Senior CEOs in the US were prepared to take a 12% pay cut—equivalent to USD 1.3 million a year—in order to work for top brands, according to research conducted by the London Business School. The team behind the survey, which looked at more than 10,000 compensation-brand observations, argued that the results showed a strong correlation between the perceived strength of the brand and the executive’s willingness to accept lower pay.
It comes as increasing amounts of research is showing the link between brand and talent attraction—with LinkedIn’s Asia Talent Trends Report earlier this year establishing a clear link between the two. But seemingly, this is the first time that senior executive have gone all-out to even accept lower pay just to be associated with a brand. The research contributes to an already highly charged debate over the ever-increasing salaries of company’s top executives by highlighting that investment in brand and marketing can allow for greater internal regulation over executives’ pay.
The lead academic behind the results, Nader Tavassoli, Professor of Marketing, London Business School explained, “A well regarded brand can do more than just helping to recruit the best leadership talent—with pay accounting for the largest cost in many organisations, it can also benefit the bottom-line by lowering payroll.
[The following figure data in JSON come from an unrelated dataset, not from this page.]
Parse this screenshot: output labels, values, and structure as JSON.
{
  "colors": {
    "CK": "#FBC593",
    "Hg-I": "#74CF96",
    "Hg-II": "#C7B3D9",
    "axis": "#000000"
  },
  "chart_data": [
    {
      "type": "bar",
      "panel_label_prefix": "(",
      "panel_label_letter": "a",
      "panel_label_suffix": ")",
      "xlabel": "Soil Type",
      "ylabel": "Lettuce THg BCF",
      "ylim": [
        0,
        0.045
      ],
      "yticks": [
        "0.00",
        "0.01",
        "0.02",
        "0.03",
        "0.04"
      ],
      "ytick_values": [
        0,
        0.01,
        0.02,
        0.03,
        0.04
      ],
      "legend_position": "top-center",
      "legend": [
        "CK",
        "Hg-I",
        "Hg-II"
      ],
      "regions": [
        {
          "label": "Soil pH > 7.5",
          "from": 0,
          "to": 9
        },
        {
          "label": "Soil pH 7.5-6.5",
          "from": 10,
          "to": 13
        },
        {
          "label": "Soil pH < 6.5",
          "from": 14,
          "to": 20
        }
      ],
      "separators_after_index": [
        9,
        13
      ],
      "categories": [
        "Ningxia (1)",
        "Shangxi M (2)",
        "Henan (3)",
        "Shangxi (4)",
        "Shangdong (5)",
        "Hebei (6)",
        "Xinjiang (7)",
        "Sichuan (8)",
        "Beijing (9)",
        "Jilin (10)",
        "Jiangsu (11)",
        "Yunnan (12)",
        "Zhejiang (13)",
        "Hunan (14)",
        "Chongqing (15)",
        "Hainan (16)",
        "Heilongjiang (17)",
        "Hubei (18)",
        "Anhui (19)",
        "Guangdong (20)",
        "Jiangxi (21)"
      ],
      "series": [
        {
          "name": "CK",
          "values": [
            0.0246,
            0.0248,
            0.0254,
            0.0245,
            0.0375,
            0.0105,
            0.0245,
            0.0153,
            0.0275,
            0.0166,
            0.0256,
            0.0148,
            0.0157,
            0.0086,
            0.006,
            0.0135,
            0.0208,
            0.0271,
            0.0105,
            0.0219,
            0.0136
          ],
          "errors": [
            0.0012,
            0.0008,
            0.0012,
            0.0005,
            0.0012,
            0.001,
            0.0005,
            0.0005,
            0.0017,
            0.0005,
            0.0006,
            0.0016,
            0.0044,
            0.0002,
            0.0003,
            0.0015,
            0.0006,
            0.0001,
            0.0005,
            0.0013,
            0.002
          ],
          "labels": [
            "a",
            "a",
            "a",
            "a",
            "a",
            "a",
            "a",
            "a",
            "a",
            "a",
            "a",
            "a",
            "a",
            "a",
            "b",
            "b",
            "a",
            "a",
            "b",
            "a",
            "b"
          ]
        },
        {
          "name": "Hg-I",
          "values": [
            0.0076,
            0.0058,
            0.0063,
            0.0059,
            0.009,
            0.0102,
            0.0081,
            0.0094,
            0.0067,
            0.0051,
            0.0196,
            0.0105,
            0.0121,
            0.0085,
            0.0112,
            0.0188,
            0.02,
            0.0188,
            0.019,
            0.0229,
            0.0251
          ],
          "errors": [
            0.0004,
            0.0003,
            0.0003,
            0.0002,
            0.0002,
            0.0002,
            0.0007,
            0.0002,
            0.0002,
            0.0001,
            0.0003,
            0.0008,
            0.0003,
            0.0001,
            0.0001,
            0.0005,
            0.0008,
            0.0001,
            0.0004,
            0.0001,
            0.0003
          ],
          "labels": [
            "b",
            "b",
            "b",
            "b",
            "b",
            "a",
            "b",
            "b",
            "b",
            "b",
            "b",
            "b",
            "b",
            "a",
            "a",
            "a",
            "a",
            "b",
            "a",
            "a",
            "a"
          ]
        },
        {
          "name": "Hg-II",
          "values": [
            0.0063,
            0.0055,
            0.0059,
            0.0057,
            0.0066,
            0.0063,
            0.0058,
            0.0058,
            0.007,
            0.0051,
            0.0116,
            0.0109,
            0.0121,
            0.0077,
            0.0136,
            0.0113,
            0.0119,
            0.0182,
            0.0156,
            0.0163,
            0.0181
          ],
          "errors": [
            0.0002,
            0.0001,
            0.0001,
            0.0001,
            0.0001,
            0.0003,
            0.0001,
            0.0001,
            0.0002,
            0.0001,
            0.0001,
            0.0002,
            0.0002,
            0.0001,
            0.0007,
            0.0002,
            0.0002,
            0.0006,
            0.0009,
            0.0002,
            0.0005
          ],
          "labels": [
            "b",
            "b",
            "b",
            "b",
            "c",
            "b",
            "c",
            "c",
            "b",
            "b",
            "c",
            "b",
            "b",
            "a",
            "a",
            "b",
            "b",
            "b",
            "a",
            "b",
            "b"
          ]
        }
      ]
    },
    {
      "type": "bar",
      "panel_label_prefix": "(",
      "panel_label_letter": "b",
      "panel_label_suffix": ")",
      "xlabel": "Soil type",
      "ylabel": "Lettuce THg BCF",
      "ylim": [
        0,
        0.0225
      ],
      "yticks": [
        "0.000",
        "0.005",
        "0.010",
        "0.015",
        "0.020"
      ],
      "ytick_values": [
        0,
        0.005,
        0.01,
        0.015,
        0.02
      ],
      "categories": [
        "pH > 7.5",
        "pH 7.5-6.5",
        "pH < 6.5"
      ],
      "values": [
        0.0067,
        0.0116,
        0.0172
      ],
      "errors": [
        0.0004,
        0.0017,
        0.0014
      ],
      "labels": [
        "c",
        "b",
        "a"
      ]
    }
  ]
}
HR teams should therefore leverage brand equity as much as they would more-traditional benefits.”
While this adds an interesting dynamic to debate over executive pay, the research however did uncover that younger executives were more likely to take a salary-hit than their older counterparts. Such trends were put down to younger talent wanting the brand association to build up their identity and portfolio—which was deemed particularly important if they wanted a credible indicator of their talent.